Small and Midsize Business Lending Fraud Rises Over the Past Year, with Lenders Anticipating Further Increases in the Year Ahead

Ever feel like your loan application is running faster than your morning coffee kicks in? Well, in some cases, it’s because fraudsters are working even faster!

Small and medium-sized business (SMB) lending fraud is on the rise, and if you thought it couldn’t get worse, think again. According to a recent study by LexisNexis® Risk Solutions, this type of fraud has jumped by nearly 14% in just one year. With lenders tightening their credit, it’s becoming a cat-and-mouse game between banks and scammers.

More businesses are feeling the pressure to stop these fraudsters in their tracks, especially as digital channels become the battleground for fraud prevention. But don’t worry, we’ll help you understand exactly how these scams work and how you can stay ahead of them.

Fraudsters are using stolen business and personal identities to trick lenders into granting loans, and it often takes less than a month for businesses to realize they've been duped.


So, How Does SMB Lending Fraud Work?

It’s easier than you think. Here’s the typical game plan:

  1. Stolen Identities: Fraudsters either steal legitimate business information or personal details of the business owner. This gives them the credentials they need to start the scam.
  2. Loan Application: They apply for a loan with the stolen details. Since the identity is real, it can be hard to spot the fraud early on.
  3. Fake Information: Scammers provide false documents, fake social security numbers (SSN) or tax identification numbers (TIN), making the application look legitimate.
  4. Fast Disbursal: Once the loan is approved, the scammers disappear with the funds, leaving the lender holding the bag.


Who’s the Target?

  • Small and Medium-Sized Businesses (SMBs): Especially those earning up to $10 million annually. These businesses tend to have fewer resources to verify and secure their loan applications.
  • Banks and Credit Unions: Smaller institutions often have less robust fraud detection measures compared to larger banks, making them prime targets.
  • Digital Lenders: Since everything happens online, it's easier for fraudsters to sneak past systems without much in-person verification.


A Real-Life Example:

A fintech lender recently reported losing over $500,000 to an SMB fraud scheme. The fraudsters posed as a legitimate business, using a stolen identity to secure a loan. By the time the lender caught on, the money had already been wired and withdrawn, leaving them scrambling to recover the loss.

Why You Should Care: Fraud isn’t just a headache for lenders. It creates a ripple effect across the entire financial system. Legitimate businesses may find it harder to access credit as lenders become stricter with their verification processes. Plus, businesses could unknowingly be used as part of a scam, leaving them vulnerable to legal trouble or financial losses.

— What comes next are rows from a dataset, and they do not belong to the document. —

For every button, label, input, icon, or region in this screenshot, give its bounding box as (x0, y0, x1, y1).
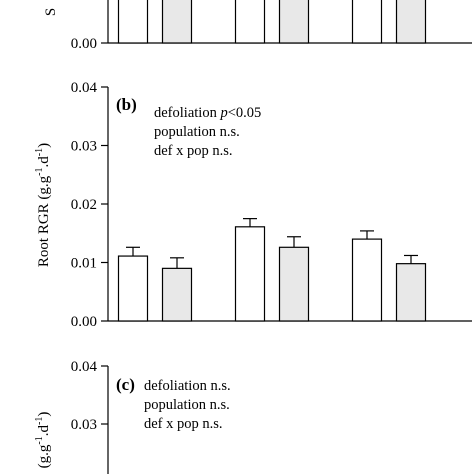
panel-b-ytick-label: 0.01 (71, 256, 97, 272)
panel-c-ytick-label: 0.03 (71, 417, 97, 433)
panel-b-ytick-label: 0.03 (71, 139, 97, 155)
panel-b-bar (278, 246, 310, 322)
panel-c: (g.g-1.d-1) 0.04 0.03 (c) defoliation n.… (34, 359, 231, 474)
panel-a: S 0.00 (43, 0, 472, 52)
panel-a-bar (351, 0, 383, 44)
panel-b-bar (117, 255, 149, 322)
panel-b-letter: (b) (116, 95, 137, 114)
panel-b-bar (351, 238, 383, 322)
panel-b-annotation-population: population n.s. (154, 124, 240, 140)
panel-c-annotation-interaction: def x pop n.s. (144, 416, 223, 432)
panel-b-bar (234, 226, 266, 322)
panel-b-ytick-label: 0.02 (71, 197, 97, 213)
panel-c-annotation-population: population n.s. (144, 397, 230, 413)
panel-c-annotation-defoliation: defoliation n.s. (144, 378, 231, 394)
panel-a-bar (161, 0, 193, 44)
panel-a-ylabel: S (43, 8, 59, 16)
panel-b: Root RGR (g.g-1.d-1) 0.000.010.020.030.0… (34, 80, 472, 330)
panel-b-ylabel: Root RGR (g.g-1.d-1) (34, 143, 52, 267)
panel-a-bar (395, 0, 427, 44)
panel-b-bar (395, 263, 427, 322)
panel-b-annotation-defoliation: defoliation p<0.05 (154, 105, 261, 121)
panel-b-ytick-label: 0.00 (71, 314, 97, 330)
panel-a-bar (234, 0, 266, 44)
panel-c-letter: (c) (116, 375, 135, 394)
panel-a-bar (278, 0, 310, 44)
panel-b-yticks: 0.00 0.01 0.02 0.03 0.04 (71, 80, 108, 330)
panel-b-bars (117, 218, 427, 322)
panel-c-ylabel: (g.g-1.d-1) (34, 412, 52, 469)
panel-b-ytick-label: 0.04 (71, 80, 98, 96)
panel-a-bar (117, 0, 149, 44)
panel-a-ytick-label: 0.00 (71, 36, 97, 52)
panel-b-bar (161, 267, 193, 322)
panel-b-annotation-interaction: def x pop n.s. (154, 143, 233, 159)
panel-c-ytick-label: 0.04 (71, 359, 98, 375)
panel-a-bars (117, 0, 427, 44)
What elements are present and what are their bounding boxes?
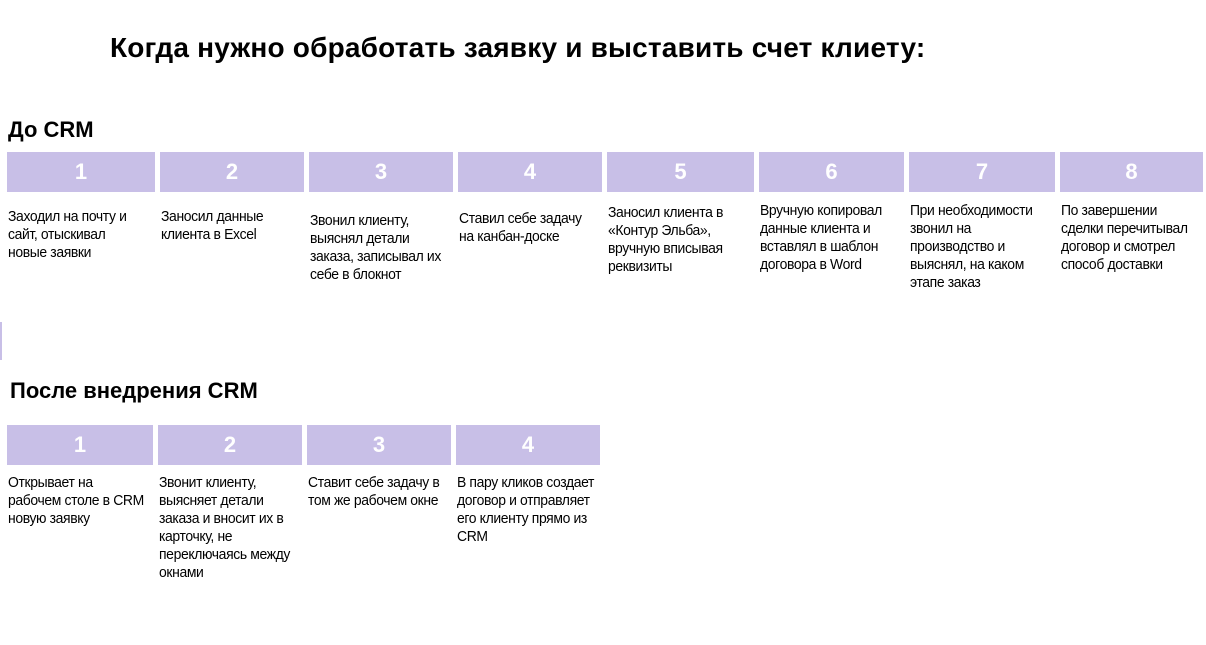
before-heading: До CRM	[8, 117, 94, 142]
step-description: Звонит клиенту, выясняет детали заказа и…	[159, 474, 291, 581]
step-number-box: 4	[456, 425, 600, 465]
step-description: Вручную копировал данные клиента и встав…	[760, 202, 882, 273]
step-number-box: 6	[759, 152, 904, 192]
step-description: При необходимости звонил на производство…	[910, 202, 1033, 291]
step-number-box: 2	[160, 152, 304, 192]
step-number-box: 2	[158, 425, 302, 465]
divider-mark	[0, 322, 2, 360]
step-number-box: 3	[309, 152, 453, 192]
step-description: Открывает на рабочем столе в CRM новую з…	[8, 474, 144, 527]
step-number-box: 4	[458, 152, 602, 192]
step-description: Заносил данные клиента в Excel	[161, 208, 264, 243]
step-description: В пару кликов создает договор и отправля…	[457, 474, 595, 545]
step-description: Заносил клиента в «Контур Эльба», вручну…	[608, 204, 724, 275]
after-heading: После внедрения CRM	[10, 378, 258, 403]
step-number-box: 1	[7, 425, 153, 465]
step-description: Звонил клиенту, выяснял детали заказа, з…	[310, 212, 441, 283]
step-description: Ставит себе задачу в том же рабочем окне	[308, 474, 440, 509]
step-description: По завершении сделки перечитывал договор…	[1061, 202, 1188, 273]
page-title: Когда нужно обработать заявку и выставит…	[110, 32, 926, 63]
step-number-box: 7	[909, 152, 1055, 192]
step-description: Заходил на почту и сайт, отыскивал новые…	[8, 208, 127, 261]
step-number-box: 8	[1060, 152, 1203, 192]
step-number-box: 5	[607, 152, 754, 192]
step-description: Ставил себе задачу на канбан-доске	[459, 210, 582, 245]
step-number-box: 3	[307, 425, 451, 465]
step-number-box: 1	[7, 152, 155, 192]
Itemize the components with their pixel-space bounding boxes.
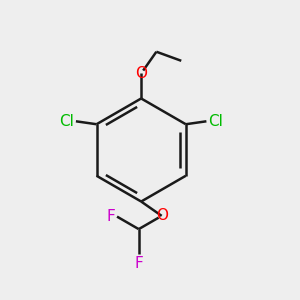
Text: F: F [134, 256, 143, 271]
Text: O: O [156, 208, 168, 224]
Text: F: F [107, 209, 116, 224]
Text: Cl: Cl [208, 114, 223, 129]
Text: Cl: Cl [60, 114, 74, 129]
Text: O: O [135, 66, 147, 81]
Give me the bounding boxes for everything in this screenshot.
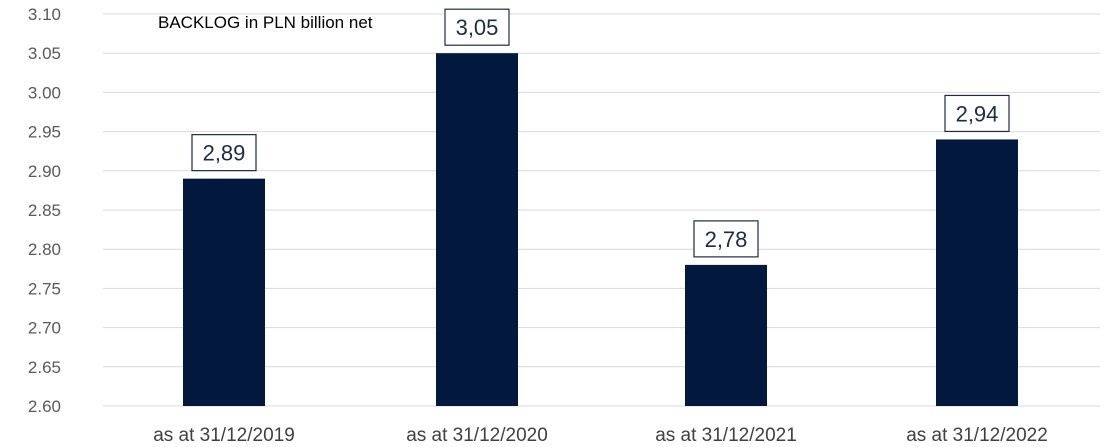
x-axis-category-labels: as at 31/12/2019 as at 31/12/2020 as at 31… [153,425,1048,446]
data-label-box [944,94,1010,133]
y-tick-label: 2.75 [28,279,61,298]
data-label-text: 2,78 [705,227,748,252]
data-label-text: 3,05 [456,15,499,40]
data-label: 2,94 [944,94,1010,133]
bar [183,178,265,406]
data-label: 3,05 [444,8,510,46]
y-tick-label: 2.90 [28,162,61,181]
chart-title: BACKLOG in PLN billion net [158,13,373,32]
x-category-label: as at 31/12/2022 [906,425,1048,446]
y-tick-label: 2.60 [28,397,61,416]
y-tick-label: 3.10 [28,5,61,24]
y-tick-label: 2.65 [28,358,61,377]
data-label-box [693,220,759,258]
data-label-text: 2,89 [203,141,246,166]
y-tick-label: 2.95 [28,123,61,142]
x-category-label: as at 31/12/2020 [406,425,548,446]
x-category-label: as at 31/12/2021 [655,425,797,446]
y-tick-label: 2.80 [28,240,61,259]
data-label: 2,89 [191,134,257,172]
data-label: 2,78 [693,220,759,258]
bar [685,264,767,406]
y-tick-label: 3.05 [28,44,61,63]
gridlines [103,13,1100,407]
data-label-text: 2,94 [956,101,999,126]
x-category-label: as at 31/12/2019 [153,425,295,446]
y-axis-tick-labels: 2.60 2.65 2.70 2.75 2.80 2.85 2.90 2.95 3.00 3.05… [28,5,61,416]
bar [936,139,1018,406]
data-labels: 2,89 3,05 2,78 2,94 [191,8,1010,258]
y-tick-label: 2.70 [28,319,61,338]
y-tick-label: 3.00 [28,83,61,102]
y-tick-label: 2.85 [28,201,61,220]
data-label-box [191,134,257,172]
bar [436,53,518,406]
data-label-box [444,8,510,46]
bars [183,53,1018,406]
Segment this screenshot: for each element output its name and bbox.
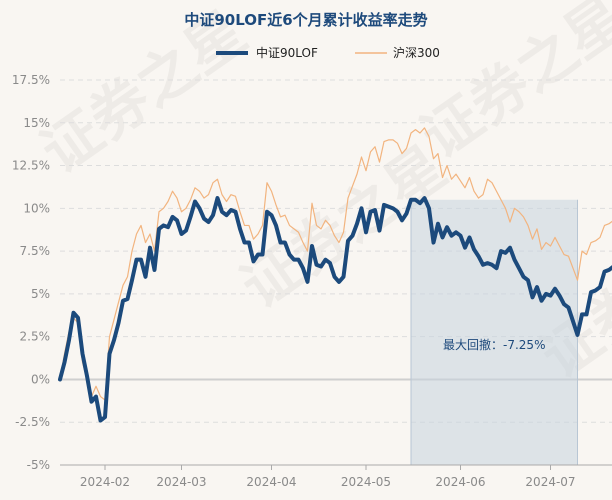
series-line-fund <box>58 196 612 423</box>
watermark-text: 证券之星 <box>409 0 612 171</box>
y-tick-label: -2.5% <box>15 415 50 429</box>
series-line-index <box>59 127 612 401</box>
drawdown-region <box>410 199 578 465</box>
y-tick-label: 12.5% <box>12 159 50 173</box>
series-lines <box>58 127 612 423</box>
axes: -5% -2.5% 0% 2.5% 5% 7.5% 10% 12.5% 15% 17.5% 2024… <box>12 73 612 489</box>
legend-label-index: 沪深300 <box>393 46 440 60</box>
drawdown-annotation: 最大回撤：-7.25% <box>443 337 545 352</box>
drawdown-area <box>411 199 578 465</box>
x-tick-label: 2024-03 <box>156 475 206 489</box>
y-tick-label: 17.5% <box>12 73 50 87</box>
x-tick-label: 2024-02 <box>80 475 130 489</box>
x-tick-label: 2024-04 <box>246 475 296 489</box>
x-tick-label: 2024-05 <box>341 475 391 489</box>
y-tick-label: 15% <box>23 116 50 130</box>
chart-title: 中证90LOF近6个月累计收益率走势 <box>184 11 427 29</box>
y-tick-label: 10% <box>23 201 50 215</box>
y-tick-label: 2.5% <box>20 330 51 344</box>
y-tick-label: -5% <box>27 458 50 472</box>
y-tick-label: 7.5% <box>20 244 51 258</box>
x-tick-label: 2024-06 <box>435 475 485 489</box>
y-tick-label: 0% <box>31 372 50 386</box>
legend: 中证90LOF 沪深300 <box>216 45 440 60</box>
legend-label-fund: 中证90LOF <box>256 45 318 60</box>
x-tick-label: 2024-07 <box>525 475 575 489</box>
y-tick-label: 5% <box>31 287 50 301</box>
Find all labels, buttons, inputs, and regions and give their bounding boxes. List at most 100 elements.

With 17% of all fraud losses happening because businesses try to reduce friction in their approval processes, it’s clear that the need to balance security with convenience is more important than ever.


How to Protect Your Business from Lending Fraud:

  1. Strengthen Identity Verification: Use multi-layered verification processes, including two-factor authentication and biometrics to confirm applicants’ identities.
  2. Stay Vigilant in the Early Stages: Fraud is often caught in the first month of a customer relationship. Make sure your systems are screening for fake SSNs and TINs right at the point of application.
  3. Leverage Technology: Move beyond manual checks—implement real-time transaction scoring and behavioral biometrics to detect unusual patterns that could signal fraud.
  4. Share Data with Others: Join fraud prevention consortiums to share intelligence. This collective approach allows you to tap into a wider pool of data, giving you more context and better fraud detection capabilities.
  5. Tighten Digital Channels: As most fraud occurs online, focus on beefing up your mobile and web security measures. Larger institutions are already tightening the screws—smaller businesses need to follow suit.


Quick Tips:

  • Did you know? Over 80% of SMB lenders have seen an increase in lending fraud over the past year.
  • Pro Tip: Integrate cybersecurity into your fraud prevention strategy—don’t just rely on traditional financial checks.


Have you encountered fraud in your business or heard about it from others in the industry? We’d love to hear your story. Your experience could help protect someone else from falling victim to lending fraud!

Stay safe, stay informed,


Key Terms Explained:

  • SMB (Small and Medium-sized Business): Businesses that earn up to $10 million annually.
  • Biometrics: Using physical characteristics like fingerprints or facial recognition to verify someone’s identity.
  • Behavioral Biometrics: Tracks behaviors like typing speed, mouse movement, or how a person interacts with their device to detect fraud.